Orang lain dari Skotlandia dan wilayah lain dapat berkontribusi dari sudut pandang mereka tentang, “Oke, apa yang penting? Bagaimana saya melacak perjalanan pria kulit hitam dari Louisville {Kentucky] ini yang awalnya diidentifikasi sebagai Cassius Clay, lalu belajar bahwa itu disebut nama budak, dan kemudian memutuskan untuk membuang nama itu dan menganut agama yang sama sekali baru?” Saya pikir dengan orang-orang yang terlibat dan dengan minat saya pada subjek ini, dan secara pribadi terhubung dengan transformasi seperti itu, saya pikir kami melakukan pekerjaan yang baik dalam menyeimbangkannya dua.
Menurut Anda, apa kesalahpahaman terbesar tentang Ali selama jangka waktu tersebut?
Muhammad: Bahwa dia selalu memiliki kepribadian yang besar. Saya pikir itu adalah kesalahpahaman, dan mungkin juga reduktif untuk berpikir bahwa dia selalu memiliki kepribadian yang besar. Untuk bagian pertama, Anda bisa melihat di film ketika dia diwawancarai di Olimpiade 1960, dia pendiam dan rendah hati saat berbicara kepada jurnalis. Dan Anda bisa melihat di akhir film, seperti yang kita ketahui, dia menceritakan kepada para jurnalis apa yang dia katakan, seperti, “Ini saya, bla, bla, bla. Anda akan menerimanya atau tidak.” Itu adalah sebuah pergeseran. Dia tidak selalu seperti itu.
Hal lainnya adalah arak-arakannya di dunia lain. Kami mendokumentasikannya di London saat ia melawan Henry Cooper, dan ia masuk ke dalam ring dengan mahkota besar di kepalanya dan jubah. Kemampuannya untuk menarik penonton ke sisi fantastis dari kompetisi langsung ini begitu besar sehingga terkadang orang salah mengira bahwa itulah 99% dari dirinya.
Tapi dari apa yang dibagikan kepada saya di depan kamera, melalui orang-orang yang mengenalnya dan yang memberi kami wawancara, dia memiliki sisi intelektual yang sangat mendalam yang haus akan pengetahuan dan pengolahan serta perhitungan bagaimana bertindak terbaik. Bagaimana menggunakan kekuasaannya sebagai figur publik dengan cara yang sesuai untuknya dan sesuai dengan orang-orang yang dicintainya dan komunitasnya. Itu sangat menarik.

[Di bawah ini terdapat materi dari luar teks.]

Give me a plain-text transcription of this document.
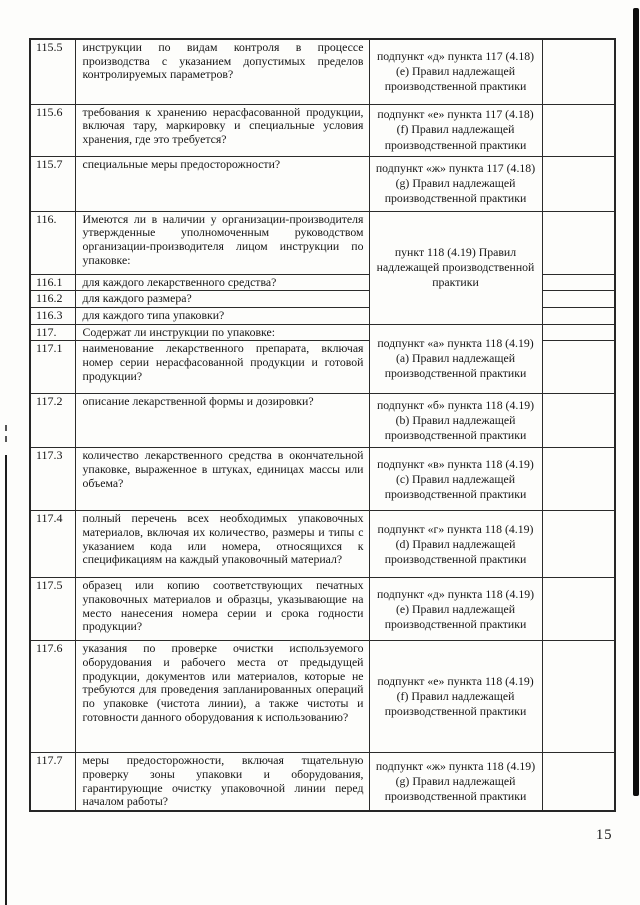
115.5	инструкции по видам контроля в процессе производства с указанием допустимых пределов контролируемых параметров?	подпункт «д» пункта 117 (4.18) (e) Правил надлежащей производственной практики	
115.6	требования к хранению нерасфасованной продукции, включая тару, маркировку и специальные условия хранения, где это требуется?	подпункт «е» пункта 117 (4.18) (f) Правил надлежащей производственной практики	
115.7	специальные меры предосторожности?	подпункт «ж» пункта 117 (4.18) (g) Правил надлежащей производственной практики	
116.	Имеются ли в наличии у организации-производителя утвержденные уполномоченным руководством организации-производителя лицом инструкции по упаковке:	пункт 118 (4.19) Правил надлежащей производственной практики	
116.1	для каждого лекарственного средства?		
116.2	для каждого размера?		
116.3	для каждого типа упаковки?		
117.	Содержат ли инструкции по упаковке:	подпункт «а» пункта 118 (4.19) (a) Правил надлежащей производственной практики	
117.1	наименование лекарственного препарата, включая номер серии нерасфасованной продукции и готовой продукции?		
117.2	описание лекарственной формы и дозировки?	подпункт «б» пункта 118 (4.19) (b) Правил надлежащей производственной практики	
117.3	количество лекарственного средства в окончательной упаковке, выраженное в штуках, единицах массы или объема?	подпункт «в» пункта 118 (4.19) (c) Правил надлежащей производственной практики	
117.4	полный перечень всех необходимых упаковочных материалов, включая их количество, размеры и типы с указанием кода или номера, относящихся к спецификациям на каждый упаковочный материал?	подпункт «г» пункта 118 (4.19) (d) Правил надлежащей производственной практики	
117.5	образец или копию соответствующих печатных упаковочных материалов и образцы, указывающие на место нанесения номера серии и срока годности продукции?	подпункт «д» пункта 118 (4.19) (e) Правил надлежащей производственной практики	
117.6	указания по проверке очистки используемого оборудования и рабочего места от предыдущей продукции, документов или материалов, которые не требуются для проведения запланированных операций по упаковке (чистота линии), а также чистоты и готовности данного оборудования к использованию?	подпункт «е» пункта 118 (4.19) (f) Правил надлежащей производственной практики	
117.7	меры предосторожности, включая тщательную проверку зоны упаковки и оборудования, гарантирующие очистку упаковочной линии перед началом работы?	подпункт «ж» пункта 118 (4.19) (g) Правил надлежащей производственной практики	
15
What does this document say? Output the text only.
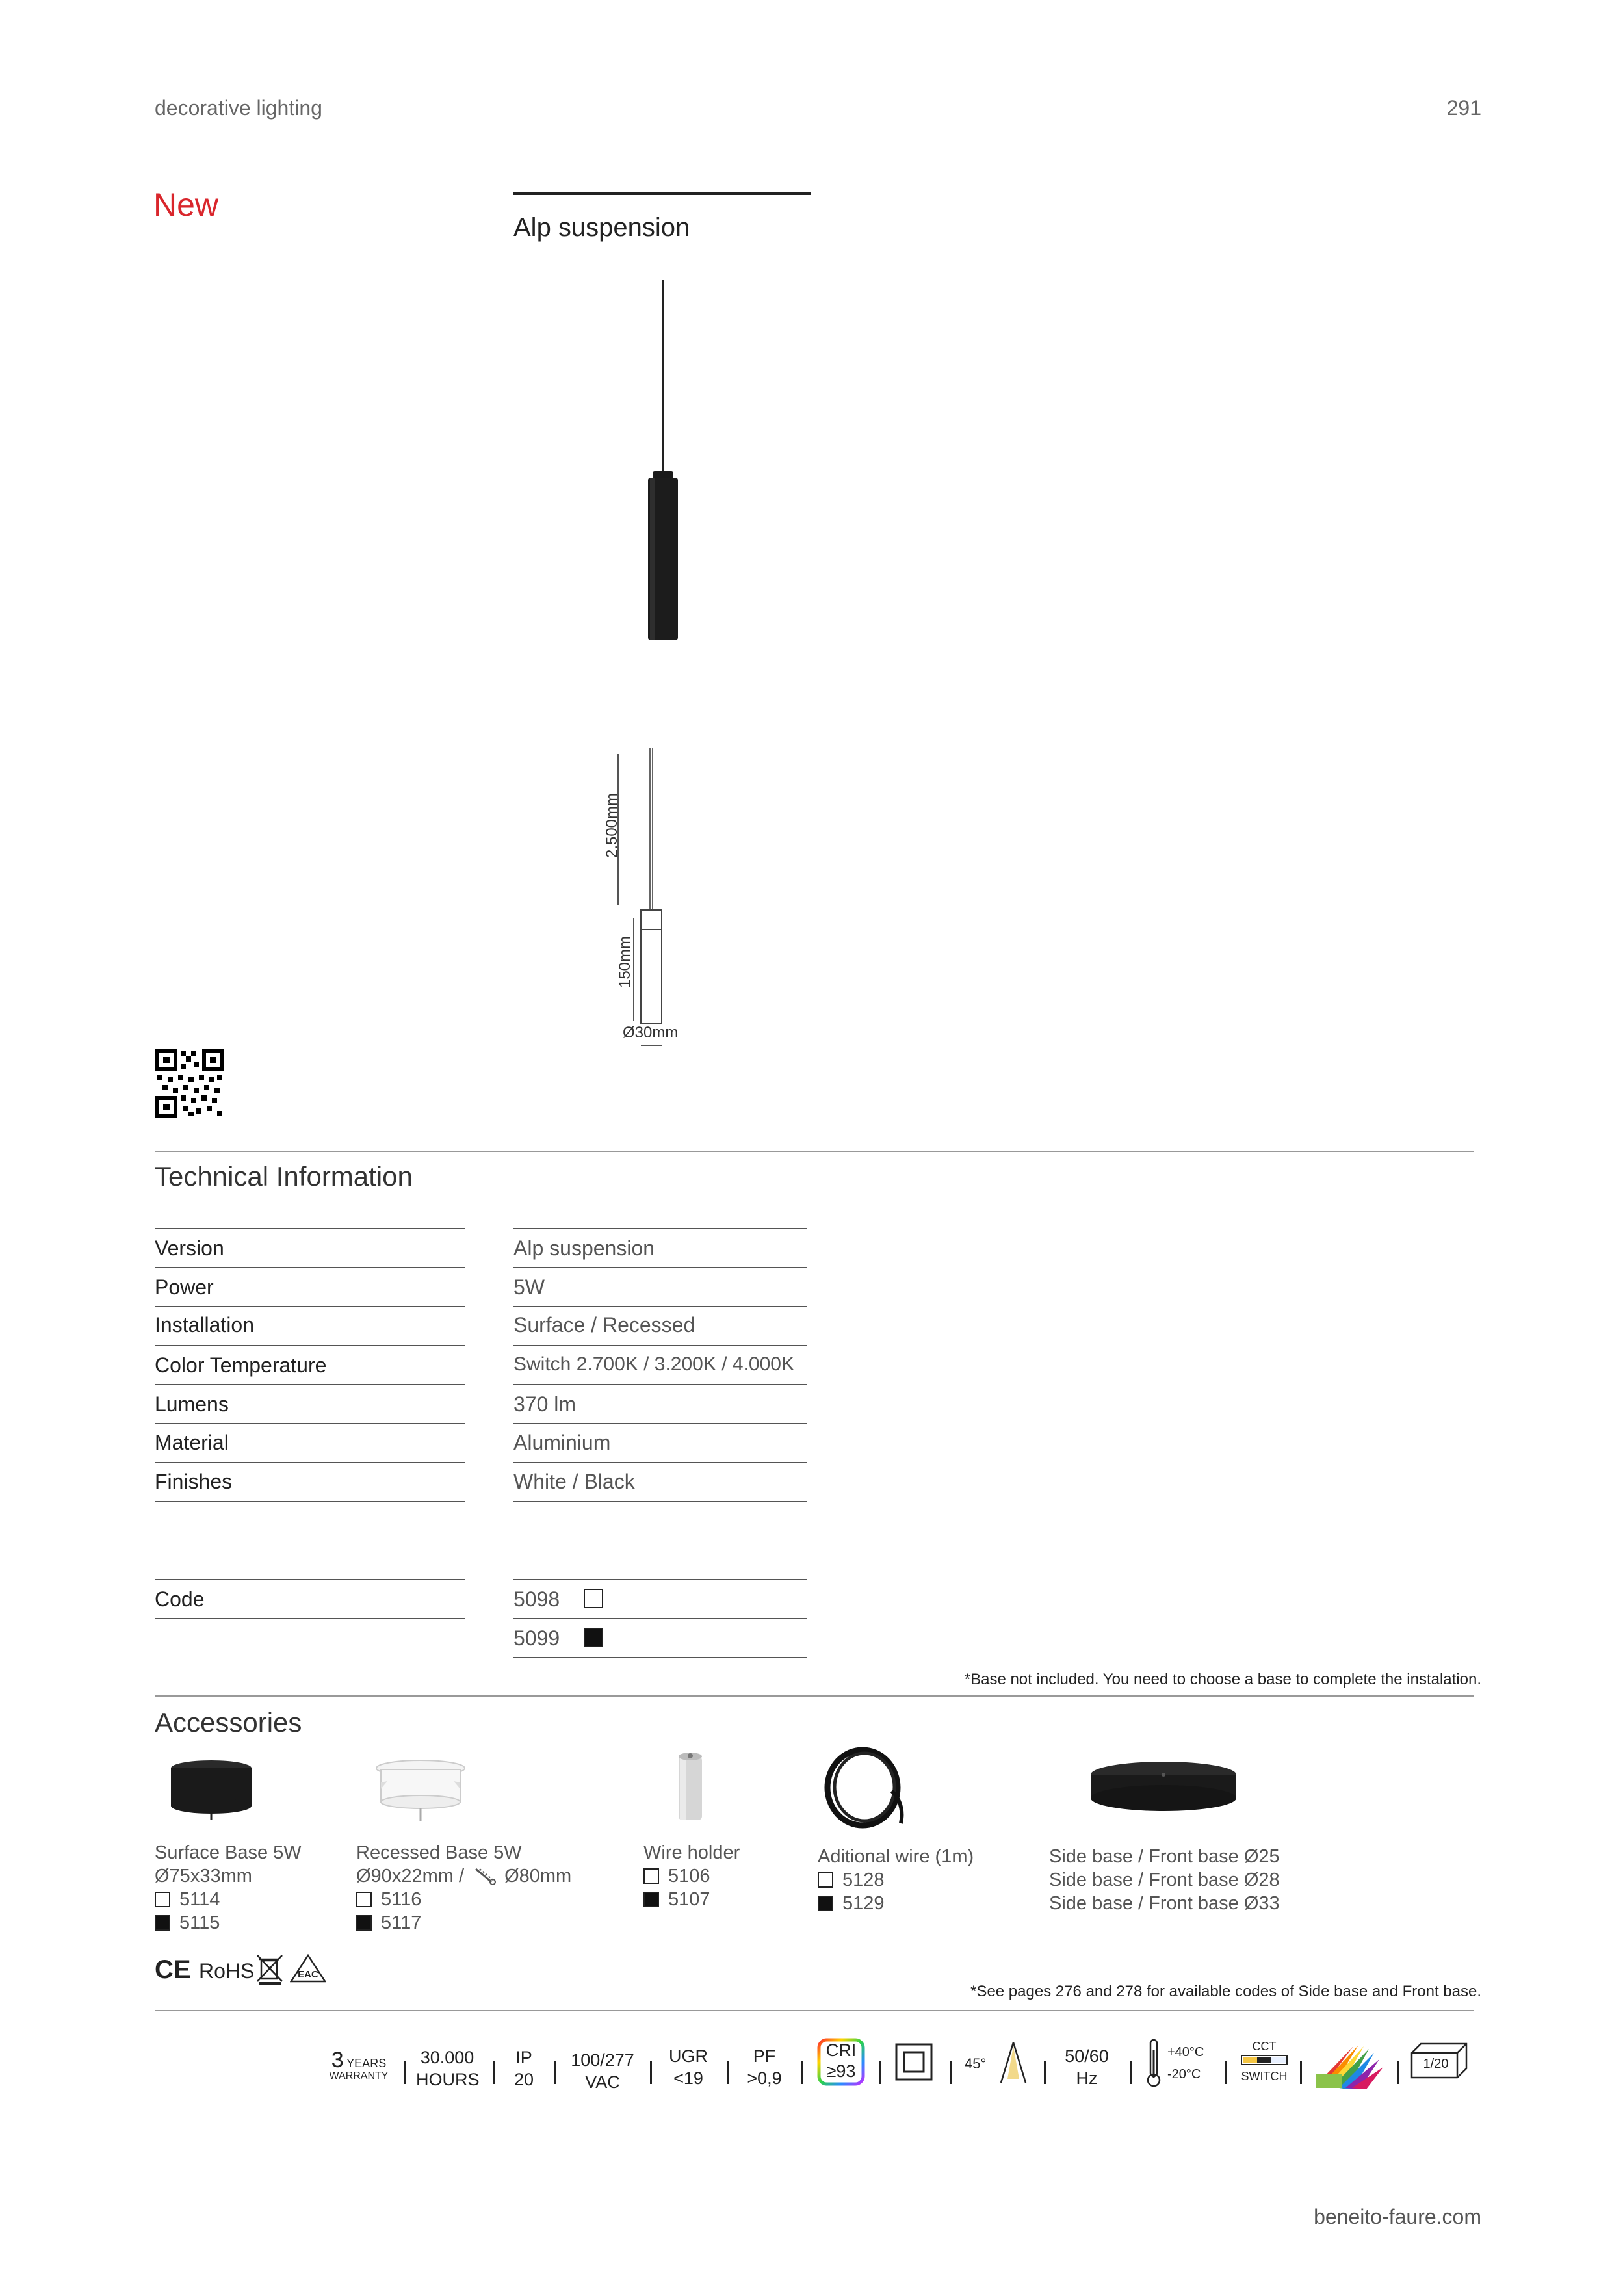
decorative lighting	291
New
Alp suspension
2.500mm
150mm
Ø30mm
Technical Information
Version	Alp suspension
Power	5W
Installation	Surface / Recessed
Color Temperature	Switch 2.700K / 3.200K / 4.000K
Lumens	370 lm
Material	Aluminium
Finishes	White / Black
Code	5098
5099
*Base not included. You need to choose a base to complete the instalation.
Accessories
Surface Base 5W
Ø75x33mm
5114
5115
Recessed Base 5W
Ø90x22mm / Ø80mm
5116
5117
Wire holder
5106
5107
Aditional wire (1m)
5128
5129
Side base / Front base Ø25
Side base / Front base Ø28
Side base / Front base Ø33
CE RoHS	EAC
*See pages 276 and 278 for available codes of Side base and Front base.
3 YEARS
WARRANTY
30.000
HOURS
IP
20
100/277
VAC
UGR
<19
PF
>0,9
CRI
≥93	45°	50/60
Hz
+40°C
-20°C
CCT
SWITCH
1/20
beneito-faure.com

Anda tepat sasaran di sana. Ali brilian. Ini adalah pria brilian yang kebetulan juga seorang petinju luar biasa, dan film dokumenter ini benar-benar menyentuh hati.
Muhammad: Ya. Saya senang kami dapat menjelaskan hal ini karena dia masih berada di usia yang sangat muda. Sungguh luar biasa. Dia berusia akhir remaja ketika kita memulai film ini dan masih berusia awal 20-an ketika dia menjadi juara dunia kelas berat. Di usianya yang masih muda, ia adalah seorang intelektual seperti itu dan sangat dekat dengan tokoh-tokoh berkuasa, seperti Malcolm X dan Elijah Muhammad. Tentu saja, menjadi juara dunia kelas berat sangatlah luar biasa. Tak terbayangkan, skala yang dia operasikan dengannya.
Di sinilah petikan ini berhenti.